1. Analyze the limit: ${\lim }_{x\to 0}(1+\frac{f(x)}{x^2})=3$ implies ${\lim }_{x\to 0}\frac{f(x)}{x^2}=2$. For this limit to exist and be finite, $f(x)$ must have 0 coefficients for $x^0$ and $x^1$ terms, and the coefficient of $x^2$ must be 2. Since $f(x)$ is degree 4, let $f(x)=a{x}^4+b{x}^3+2x^2$.

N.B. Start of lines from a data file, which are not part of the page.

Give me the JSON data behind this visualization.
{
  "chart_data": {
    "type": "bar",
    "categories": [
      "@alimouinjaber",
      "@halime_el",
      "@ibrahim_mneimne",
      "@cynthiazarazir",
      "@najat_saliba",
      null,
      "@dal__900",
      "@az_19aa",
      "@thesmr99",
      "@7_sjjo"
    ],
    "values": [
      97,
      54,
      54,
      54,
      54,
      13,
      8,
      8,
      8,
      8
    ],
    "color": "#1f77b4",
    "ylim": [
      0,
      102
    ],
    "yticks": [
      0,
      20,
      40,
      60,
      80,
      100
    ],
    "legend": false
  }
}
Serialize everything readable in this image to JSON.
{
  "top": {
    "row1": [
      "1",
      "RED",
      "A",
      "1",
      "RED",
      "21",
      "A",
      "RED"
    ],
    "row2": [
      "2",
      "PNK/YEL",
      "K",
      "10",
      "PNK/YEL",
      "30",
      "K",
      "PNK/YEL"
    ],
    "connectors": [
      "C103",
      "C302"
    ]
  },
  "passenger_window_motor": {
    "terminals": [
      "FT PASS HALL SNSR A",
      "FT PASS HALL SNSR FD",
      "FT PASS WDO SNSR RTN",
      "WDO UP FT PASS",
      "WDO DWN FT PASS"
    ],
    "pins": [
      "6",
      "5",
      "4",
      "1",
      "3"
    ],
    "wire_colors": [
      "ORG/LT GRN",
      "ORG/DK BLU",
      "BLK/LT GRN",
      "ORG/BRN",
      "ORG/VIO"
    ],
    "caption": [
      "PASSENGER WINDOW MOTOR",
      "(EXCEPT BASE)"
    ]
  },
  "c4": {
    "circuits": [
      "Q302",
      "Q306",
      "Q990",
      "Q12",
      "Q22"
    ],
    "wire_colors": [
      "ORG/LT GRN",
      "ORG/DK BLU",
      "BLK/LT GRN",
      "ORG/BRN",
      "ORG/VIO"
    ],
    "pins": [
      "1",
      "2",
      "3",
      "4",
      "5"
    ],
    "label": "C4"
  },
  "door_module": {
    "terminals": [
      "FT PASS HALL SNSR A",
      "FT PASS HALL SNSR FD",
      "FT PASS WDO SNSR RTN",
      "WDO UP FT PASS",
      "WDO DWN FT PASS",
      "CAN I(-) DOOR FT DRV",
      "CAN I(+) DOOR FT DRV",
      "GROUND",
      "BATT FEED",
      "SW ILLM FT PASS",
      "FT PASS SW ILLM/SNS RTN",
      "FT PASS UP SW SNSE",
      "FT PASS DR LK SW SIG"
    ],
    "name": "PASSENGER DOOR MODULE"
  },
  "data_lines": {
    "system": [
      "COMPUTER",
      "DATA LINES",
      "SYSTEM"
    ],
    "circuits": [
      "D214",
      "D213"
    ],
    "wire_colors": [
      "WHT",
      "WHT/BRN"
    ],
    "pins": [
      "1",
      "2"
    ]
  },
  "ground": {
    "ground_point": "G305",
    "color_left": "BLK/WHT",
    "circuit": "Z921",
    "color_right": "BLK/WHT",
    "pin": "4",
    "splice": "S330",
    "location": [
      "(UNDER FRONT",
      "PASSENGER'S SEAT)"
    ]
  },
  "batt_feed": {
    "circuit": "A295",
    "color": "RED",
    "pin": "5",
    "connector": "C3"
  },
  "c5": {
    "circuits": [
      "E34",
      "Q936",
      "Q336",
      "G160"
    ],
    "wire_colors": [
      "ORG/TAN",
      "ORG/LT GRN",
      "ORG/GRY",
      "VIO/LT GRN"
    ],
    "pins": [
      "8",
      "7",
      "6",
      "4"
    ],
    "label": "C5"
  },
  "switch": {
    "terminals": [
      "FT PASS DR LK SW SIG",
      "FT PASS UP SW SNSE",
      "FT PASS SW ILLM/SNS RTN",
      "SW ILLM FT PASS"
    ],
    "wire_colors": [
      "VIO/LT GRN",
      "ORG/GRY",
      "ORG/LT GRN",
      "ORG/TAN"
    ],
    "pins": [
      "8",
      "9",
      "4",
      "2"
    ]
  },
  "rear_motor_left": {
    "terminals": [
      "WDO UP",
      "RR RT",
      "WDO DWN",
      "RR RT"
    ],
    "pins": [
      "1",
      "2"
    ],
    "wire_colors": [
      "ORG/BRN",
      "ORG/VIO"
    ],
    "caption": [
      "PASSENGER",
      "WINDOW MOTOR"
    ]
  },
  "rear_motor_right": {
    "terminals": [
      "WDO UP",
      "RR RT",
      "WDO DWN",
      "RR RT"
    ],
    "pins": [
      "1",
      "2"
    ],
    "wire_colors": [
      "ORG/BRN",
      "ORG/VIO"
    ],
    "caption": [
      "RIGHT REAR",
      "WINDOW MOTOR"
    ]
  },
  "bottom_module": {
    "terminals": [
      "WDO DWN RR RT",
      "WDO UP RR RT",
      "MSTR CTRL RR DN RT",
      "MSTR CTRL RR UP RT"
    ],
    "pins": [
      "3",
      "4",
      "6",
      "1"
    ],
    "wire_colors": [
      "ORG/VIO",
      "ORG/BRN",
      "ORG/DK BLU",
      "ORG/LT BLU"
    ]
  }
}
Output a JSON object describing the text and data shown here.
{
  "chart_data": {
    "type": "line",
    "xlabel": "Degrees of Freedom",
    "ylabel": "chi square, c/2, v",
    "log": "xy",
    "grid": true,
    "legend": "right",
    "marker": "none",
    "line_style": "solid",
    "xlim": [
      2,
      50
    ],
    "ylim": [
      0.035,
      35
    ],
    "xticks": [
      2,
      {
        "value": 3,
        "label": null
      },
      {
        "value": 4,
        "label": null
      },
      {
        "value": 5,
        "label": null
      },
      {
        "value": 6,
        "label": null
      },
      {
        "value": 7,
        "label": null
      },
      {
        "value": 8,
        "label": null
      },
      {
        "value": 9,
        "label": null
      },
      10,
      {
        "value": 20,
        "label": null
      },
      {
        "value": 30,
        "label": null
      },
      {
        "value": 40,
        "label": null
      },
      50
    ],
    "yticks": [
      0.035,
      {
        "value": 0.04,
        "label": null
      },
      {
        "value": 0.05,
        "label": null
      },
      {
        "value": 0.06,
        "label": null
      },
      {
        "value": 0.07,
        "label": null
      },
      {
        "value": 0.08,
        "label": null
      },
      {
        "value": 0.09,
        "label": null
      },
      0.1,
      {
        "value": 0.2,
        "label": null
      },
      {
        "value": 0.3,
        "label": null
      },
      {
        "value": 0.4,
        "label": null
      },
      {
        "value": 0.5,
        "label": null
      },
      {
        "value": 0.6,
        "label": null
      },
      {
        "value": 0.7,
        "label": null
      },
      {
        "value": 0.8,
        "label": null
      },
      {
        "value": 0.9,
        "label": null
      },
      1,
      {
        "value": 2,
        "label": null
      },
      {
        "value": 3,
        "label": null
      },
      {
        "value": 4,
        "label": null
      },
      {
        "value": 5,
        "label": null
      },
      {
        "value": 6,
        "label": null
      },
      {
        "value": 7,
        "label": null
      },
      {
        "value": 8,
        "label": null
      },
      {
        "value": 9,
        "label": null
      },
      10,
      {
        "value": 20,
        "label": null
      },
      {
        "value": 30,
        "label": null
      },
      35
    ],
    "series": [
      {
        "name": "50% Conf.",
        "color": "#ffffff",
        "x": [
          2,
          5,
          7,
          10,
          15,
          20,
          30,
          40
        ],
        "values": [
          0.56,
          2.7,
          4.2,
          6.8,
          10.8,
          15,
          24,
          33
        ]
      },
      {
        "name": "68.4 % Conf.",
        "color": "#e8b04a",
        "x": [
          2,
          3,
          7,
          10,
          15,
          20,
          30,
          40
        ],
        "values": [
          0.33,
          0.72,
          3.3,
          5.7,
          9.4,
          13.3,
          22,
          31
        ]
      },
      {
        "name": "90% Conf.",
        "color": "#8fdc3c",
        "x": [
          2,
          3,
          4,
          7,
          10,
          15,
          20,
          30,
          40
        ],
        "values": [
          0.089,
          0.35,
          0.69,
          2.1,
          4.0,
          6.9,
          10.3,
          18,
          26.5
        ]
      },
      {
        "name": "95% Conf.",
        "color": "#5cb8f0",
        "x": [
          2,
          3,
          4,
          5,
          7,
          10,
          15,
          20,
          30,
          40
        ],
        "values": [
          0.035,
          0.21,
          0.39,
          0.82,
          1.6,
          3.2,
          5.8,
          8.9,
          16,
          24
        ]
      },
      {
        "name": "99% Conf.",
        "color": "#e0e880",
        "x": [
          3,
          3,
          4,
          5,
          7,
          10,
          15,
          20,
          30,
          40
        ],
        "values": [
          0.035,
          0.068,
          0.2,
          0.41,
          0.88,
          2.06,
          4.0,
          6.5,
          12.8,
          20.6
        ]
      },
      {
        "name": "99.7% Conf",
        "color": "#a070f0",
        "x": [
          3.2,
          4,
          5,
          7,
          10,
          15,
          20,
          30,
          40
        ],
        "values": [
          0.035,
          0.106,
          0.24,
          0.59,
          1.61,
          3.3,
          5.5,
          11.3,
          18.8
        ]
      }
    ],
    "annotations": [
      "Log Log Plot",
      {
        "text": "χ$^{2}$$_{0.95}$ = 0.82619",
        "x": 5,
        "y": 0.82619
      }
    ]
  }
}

2. Use derivative conditions: $f(x)$ has extremes at $x=1$ and $x=2$, so $f^{\prime }(1)=0$ and $f^{\prime }(2)=0$. $f^{\prime }(x)=4a{x}^3+3b{x}^2+4x=x(4a{x}^2+3bx+4)$.

At $x=1$: $4a+3b+4=0$ (Eq 1) At $x=2$: $32a+12b+8=0⟹8a+3b+2=0$ (Eq 2)

3. Solve for a and b: Subtract Eq 1 from Eq 2: $(8a+3b+2)-(4a+3b+4)=0⟹4a-2=0⟹a=1/2$. From $4a+3b=-4$: $2+3b=-4⟹3b=-6⟹b=-2$.

So $f(x)=\frac{1}{2}{x}^4-2x^3+2x^2$.

4. Calculate $f(2)$: $f(2)=\frac{1}{2}(16)-2(8)+2(4)=8-16+8=0$.